The 2026 Christmas Calendar & Presents to Remain Unwrapped Under the Tree
THE calendar - finally complete & sent off to print on January 9th!
Every year for about 25 or 30, we’ve been making each other photo calendars for Christmas in our family. We stopped engaging in mass commerce some years ago & the calendar is the prized regalo. And my Mom’s favorite – she looks forward to getting hers & spends hours creating ours…too many hours:)
The last 2 years we said we weren’t going to do them, too time-consuming & too challenging in the midst of transit & transition – last January holidaying in La Paz, Mexico & this year Mom leaving CO to live with me in Santa Fe for 3 months.

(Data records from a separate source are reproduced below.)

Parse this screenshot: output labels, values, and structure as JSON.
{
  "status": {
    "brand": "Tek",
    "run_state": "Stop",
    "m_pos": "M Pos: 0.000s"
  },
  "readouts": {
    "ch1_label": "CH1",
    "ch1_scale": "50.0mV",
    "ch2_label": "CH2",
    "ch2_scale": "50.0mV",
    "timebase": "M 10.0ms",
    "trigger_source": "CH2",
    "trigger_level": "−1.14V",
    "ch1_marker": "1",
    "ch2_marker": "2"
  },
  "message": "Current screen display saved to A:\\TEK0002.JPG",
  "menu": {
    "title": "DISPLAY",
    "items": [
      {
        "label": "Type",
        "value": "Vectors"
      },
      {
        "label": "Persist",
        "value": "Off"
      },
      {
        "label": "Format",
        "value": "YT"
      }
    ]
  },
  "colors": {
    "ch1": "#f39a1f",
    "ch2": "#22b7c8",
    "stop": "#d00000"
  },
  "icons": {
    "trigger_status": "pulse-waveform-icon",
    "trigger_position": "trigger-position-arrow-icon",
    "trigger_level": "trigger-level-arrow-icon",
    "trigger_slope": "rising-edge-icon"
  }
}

No calendars we said, but last year we made it happen before leaving for Mexico & this year I told my brother I’d have time to do a couple if he could handle Dads. Well, so…life got busy.
Mom & I have been working on them in between things for 4 weeks🤪
That & with more time, Mom’s had more opportunity to scrutinize. Replacing this photo & moving that one & editing the cover &…
We finally sent the damn things to print this morning & Mom thinks they are some of the best yet, so success! Happy Mom:)
I did become impatient, especially this week realizing my blogs are hungry & calling. But I kept reminding myself, this brings joy to Mom & she won’t be here forever.
I was reminded that over & over this holiday, as multiple dear friends expressed sorrow for being without their Moms for the first Christmas since they passed. I held fast to this in the challenging moments of newly co-habiting with Mom, an adjustment for us both after long-time single living - & always an acclimation for adults in shared spaces.
I am truly embracing this time with her, my best friend. And counting my blessings that I have her & we CAN do this. And we can do this…not many parents & adult kids are close enough or have the ability to rise in grace. I attribute a lot of that to Mom – she is easier than me in all the ways! Flexible, fluid & content. She is the most content person intrinsically that I’ve ever known. I can only strive.
I’m beyond grateful to still have Mom in this life & to have her by my side. My heart swells for those who are finding themselves without their loved ones anew.
My dear friend & writing pal Jackie lost her husband of 45 years on X-mas eve morning. He battled Multiple Myeloma (Cancer of the Plasma) for 10 years & was an incredible soldier, a force for his life against an incurable disease. After a serious car accident this summer, he was paddling upstream for 3 months. Exhausted & debilitated, it was time for him to let go & rest. Jackie & her family gathered around him in hospice Christmas week & told him it’s okay to go, to let himself float away to peace.
Although a relief to see him freed from the pain, fight & suffering, so hard to say goodbye after 45 years of walking hand-in-hand in this life. Jackie & Gary met on a blind date & it was love at first sight.
My heart aches for Jackie & all those in grief. I keep thinking about the wrapped presents for him forever left under the Christmas tree.